Firstly, it is important to point out that not even the FCA has a master definition for conduct risk. This was done on purpose, because… “a firm’s conduct risk profile will be unique… there is no one-size-fits-all framework that can be put in place to assess it”.
In its 2011 Retail Conduct Risk Outlook, the FCA defines it as, “…the risk that firm behaviour will result in poor outcomes for customers”. Good customer outcomes may be defined as customers getting financial services and products that meet their needs.
Conduct risk is commonly associated with regulatory areas of treating consumers fairly, financial crime and market abuse, whistleblowing, bribery and corruption, conflicts of interests and remuneration and incentives. In recent years, however, it has been defined more broadly to include business models, culture, product development and governance, ethics, integrity, sales and marketing practices and competition.
The management of conduct risk is different from other kinds of risk. By its very essence, it is pervasive. It respects no departmental boundary. It touches on activities rarely – if ever – reached by other risk measures, demands deep cultural and behaviour change at the heart of an organisation.
Deloitte states, conduct risk is broader than ‘Treating Customers Fairly’, since it focuses on risks to market integrity and to client outcomes in both the retail and wholesale sectors, and should go bound measuring compliance with conduct of business requirements.
It must not be confused with reputational or operational risk, which are concerned with potential damage to the firm, rather than potential damage to the client or market. Its realigning the focus of financial institutions, forcing a fundamental, cultural change in how firms approach their work and their responsibility to consumers and the market.
What Conduct Risk Means for Recruiters?
Like other areas of risk, conduct risk will likely become a highly lucrative recruitment market. Milburn Lewis has certainly witnessed an increase in our Big 4 clients seeking professionals in this discipline. We predict that over the next two years, we’ll see significant growth within the Big 4 firms globally.
Deloitte, for example, recently published 10 principles of strong conduct risk, which they believe serve as a sound foundation for conduct risk across all financial services. The Big 4 clearly see opportunities in this area and appear to be willing to invest in finding exceptional talent.
It is here that the real opportunity for recruiters lies. Getting ahead of the curve is key, however. We must embrace this new market and learn the needs of our clients. Conduct risk is in a state of flux, one that presents challenges not only for our clients but for us as recruiters as well. And it is going to a cultural change of our own to make the most out of this exciting market.
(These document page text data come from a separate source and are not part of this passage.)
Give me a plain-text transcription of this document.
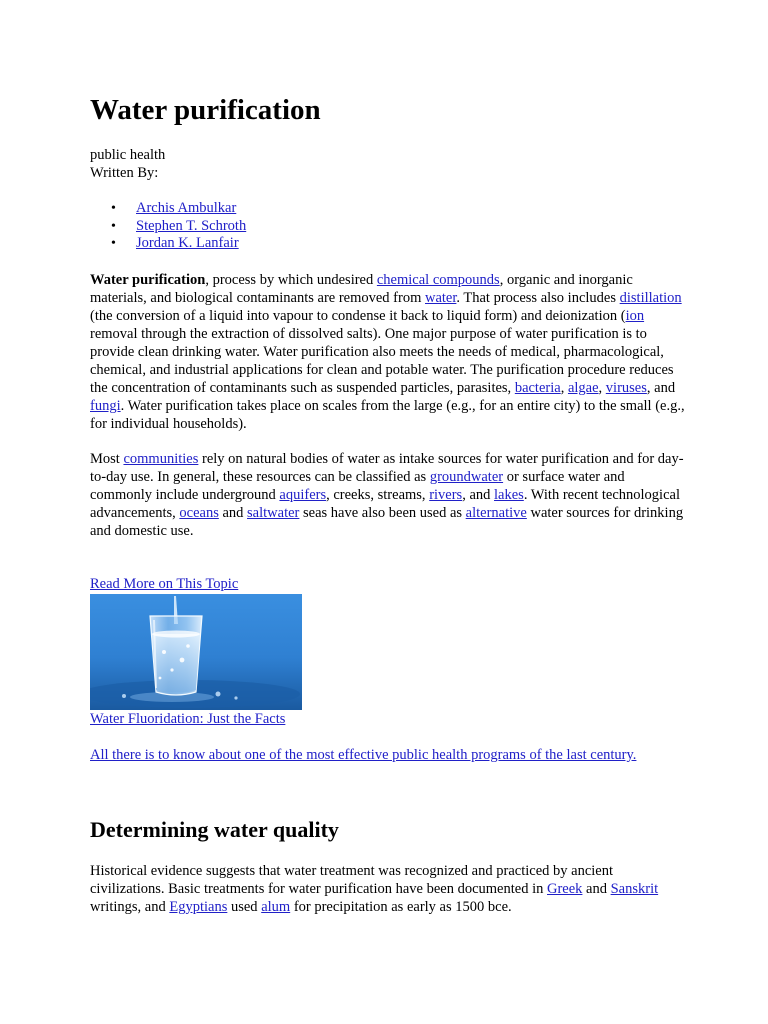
Water purification
public health
Written By:
• Archis Ambulkar
• Stephen T. Schroth
• Jordan K. Lanfair

Water purification, process by which undesired chemical compounds, organic and inorganic materials, and biological contaminants are removed from water. That process also includes distillation (the conversion of a liquid into vapour to condense it back to liquid form) and deionization (ion removal through the extraction of dissolved salts). One major purpose of water purification is to provide clean drinking water. Water purification also meets the needs of medical, pharmacological, chemical, and industrial applications for clean and potable water. The purification procedure reduces the concentration of contaminants such as suspended particles, parasites, bacteria, algae, viruses, and fungi. Water purification takes place on scales from the large (e.g., for an entire city) to the small (e.g., for individual households).

Most communities rely on natural bodies of water as intake sources for water purification and for day-to-day use. In general, these resources can be classified as groundwater or surface water and commonly include underground aquifers, creeks, streams, rivers, and lakes. With recent technological advancements, oceans and saltwater seas have also been used as alternative water sources for drinking and domestic use.

Read More on This Topic
Water Fluoridation: Just the Facts
All there is to know about one of the most effective public health programs of the last century.
Determining water quality

Historical evidence suggests that water treatment was recognized and practiced by ancient civilizations. Basic treatments for water purification have been documented in Greek and Sanskrit writings, and Egyptians used alum for precipitation as early as 1500 bce.
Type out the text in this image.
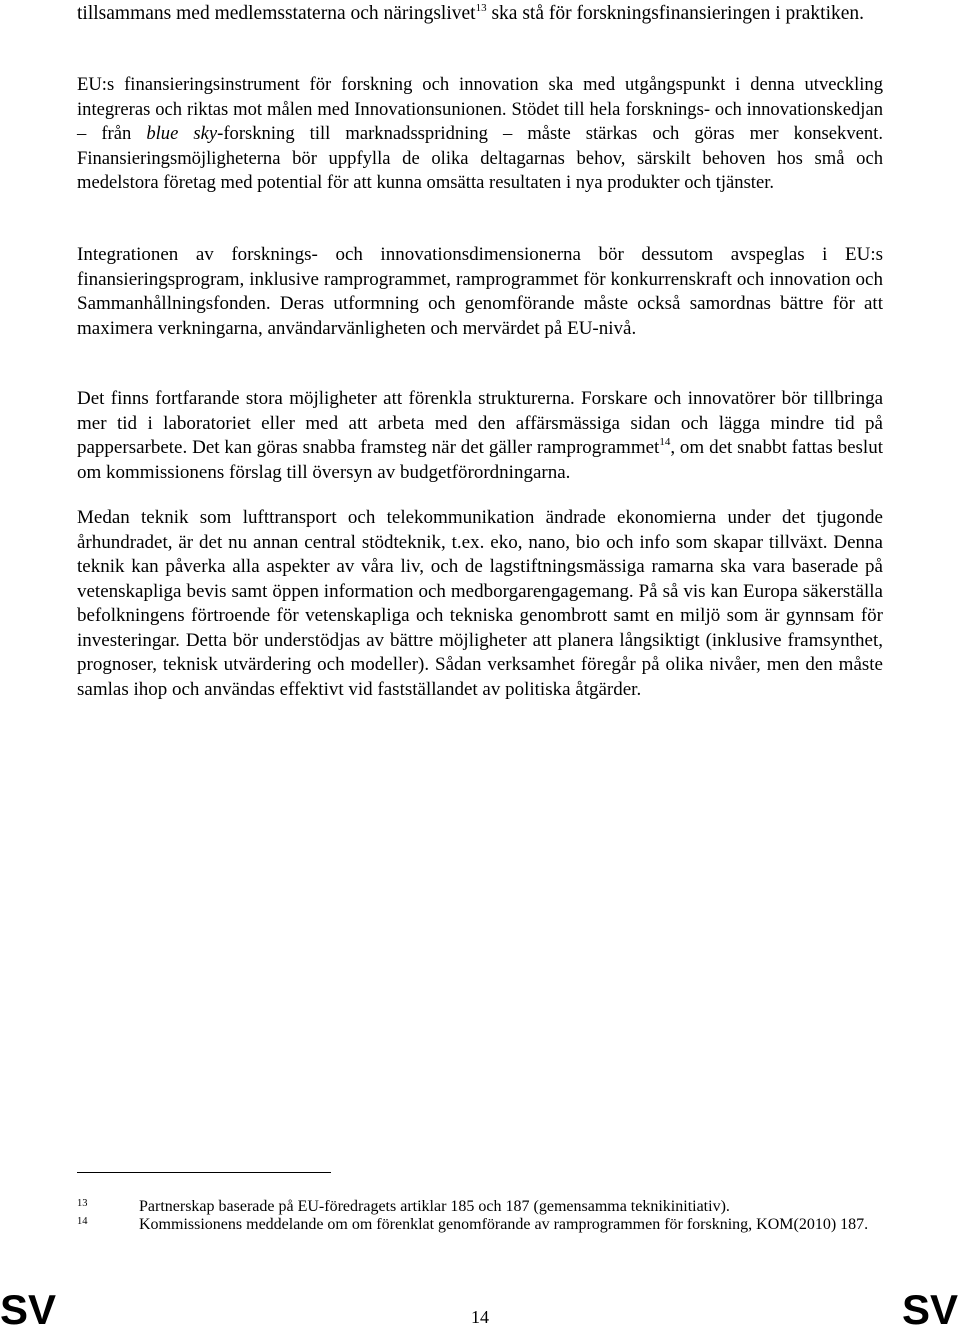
tillsammans med medlemsstaterna och näringslivet$^{13}$ ska stå för forskningsfinansieringen i praktiken.

EU:s finansieringsinstrument för forskning och innovation ska med utgångspunkt i denna utveckling integreras och riktas mot målen med Innovationsunionen. Stödet till hela forsknings- och innovationskedjan – från blue sky-forskning till marknadsspridning – måste stärkas och göras mer konsekvent. Finansieringsmöjligheterna bör uppfylla de olika deltagarnas behov, särskilt behoven hos små och medelstora företag med potential för att kunna omsätta resultaten i nya produkter och tjänster.

Integrationen av forsknings- och innovationsdimensionerna bör dessutom avspeglas i EU:s finansieringsprogram, inklusive ramprogrammet, ramprogrammet för konkurrenskraft och innovation och Sammanhållningsfonden. Deras utformning och genomförande måste också samordnas bättre för att maximera verkningarna, användarvänligheten och mervärdet på EU-nivå.

Det finns fortfarande stora möjligheter att förenkla strukturerna. Forskare och innovatörer bör tillbringa mer tid i laboratoriet eller med att arbeta med den affärsmässiga sidan och lägga mindre tid på pappersarbete. Det kan göras snabba framsteg när det gäller ramprogrammet$^{14}$, om det snabbt fattas beslut om kommissionens förslag till översyn av budgetförordningarna.

Medan teknik som lufttransport och telekommunikation ändrade ekonomierna under det tjugonde århundradet, är det nu annan central stödteknik, t.ex. eko, nano, bio och info som skapar tillväxt. Denna teknik kan påverka alla aspekter av våra liv, och de lagstiftningsmässiga ramarna ska vara baserade på vetenskapliga bevis samt öppen information och medborgarengagemang. På så vis kan Europa säkerställa befolkningens förtroende för vetenskapliga och tekniska genombrott samt en miljö som är gynnsam för investeringar. Detta bör understödjas av bättre möjligheter att planera långsiktigt (inklusive framsynthet, prognoser, teknisk utvärdering och modeller). Sådan verksamhet föregår på olika nivåer, men den måste samlas ihop och användas effektivt vid fastställandet av politiska åtgärder.

13	Partnerskap baserade på EU-föredragets artiklar 185 och 187 (gemensamma teknikinitiativ).
14	Kommissionens meddelande om om förenklat genomförande av ramprogrammen för forskning, KOM(2010) 187.
SV	14	SV
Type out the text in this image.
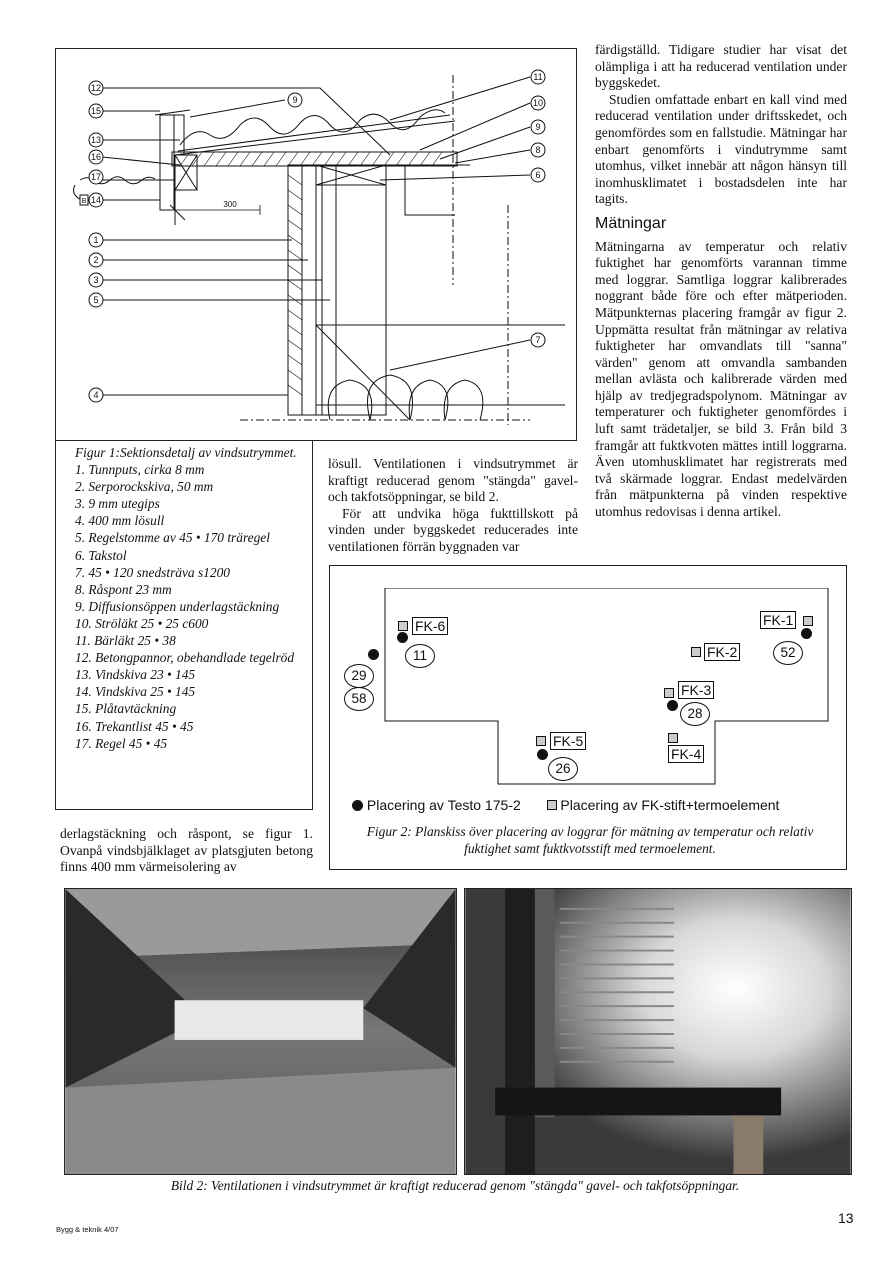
12
15
13
16
17
14
1
2
3
5
4
9
11
10
9
8
6
7
B	300
Figur 1:Sektionsdetalj av vindsutrymmet.
1. Tunnputs, cirka 8 mm
2. Serporockskiva, 50 mm
3. 9 mm utegips
4. 400 mm lösull
5. Regelstomme av 45 • 170 träregel
6. Takstol
7. 45 • 120 snedsträva s1200
8. Råspont 23 mm
9. Diffusionsöppen underlagstäckning
10. Ströläkt 25 • 25 c600
11. Bärläkt 25 • 38
12. Betongpannor, obehandlade tegelröd
13. Vindskiva 23 • 145
14. Vindskiva 25 • 145
15. Plåtavtäckning
16. Trekantlist 45 • 45
17. Regel 45 • 45

derlagstäckning och råspont, se figur 1. Ovanpå vindsbjälklaget av platsgjuten betong finns 400 mm värmeisolering av

lösull. Ventilationen i vindsutrymmet är kraftigt reducerad genom "stängda" gavel- och takfotsöppningar, se bild 2.

För att undvika höga fukttillskott på vinden under byggskedet reducerades inte ventilationen förrän byggnaden var

färdigställd. Tidigare studier har visat det olämpliga i att ha reducerad ventilation under byggskedet.

Studien omfattade enbart en kall vind med reducerad ventilation under driftsskedet, och genomfördes som en fallstudie. Mätningar har enbart genomförts i vindutrymme samt utomhus, vilket innebär att någon hänsyn till inomhusklimatet i bostadsdelen inte har tagits.

Mätningar

Mätningarna av temperatur och relativ fuktighet har genomförts varannan timme med loggrar. Samtliga loggrar kalibrerades noggrant både före och efter mätperioden. Mätpunkternas placering framgår av figur 2. Uppmätta resultat från mätningar av relativa fuktigheter har omvandlats till "sanna" värden" genom att omvandla sambanden mellan avlästa och kalibrerade värden med hjälp av tredjegradspolynom. Mätningar av temperaturer och fuktigheter genomfördes i luft samt trädetaljer, se bild 3. Från bild 3 framgår att fuktkvoten mättes intill loggrarna. Även utomhusklimatet har registrerats med två skärmade loggrar. Endast medelvärden från mätpunkterna på vinden respektive utomhus redovisas i denna artikel.

FK-6
11
29
58
FK-1
FK-2	52
FK-3
28
FK-5
26
FK-4
Placering av Testo 175-2	Placering av FK-stift+termoelement
Figur 2: Planskiss över placering av loggrar för mätning av temperatur och relativ fuktighet samt fuktkvotsstift med termoelement.
Bild 2: Ventilationen i vindsutrymmet är kraftigt reducerad genom "stängda" gavel- och takfotsöppningar.
Bygg & teknik 4/07
13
Gone are the days when we can, “pretend to know what we’re talking about”. Consultants working in conduct risk must sincerely engage with the market, learn its distinctions, challenges and developments. Only by doing this can we predict the future and, therefore, be ahead of our competitors.
Milburn Lewis is taking this serious, responding to market shifts and taking necessary steps to become a market leader in conduct risk. This month, we welcome Hashim Mohammed to the team. He brings a wealth of knowledge on risk recruitment and will lead our development into this area.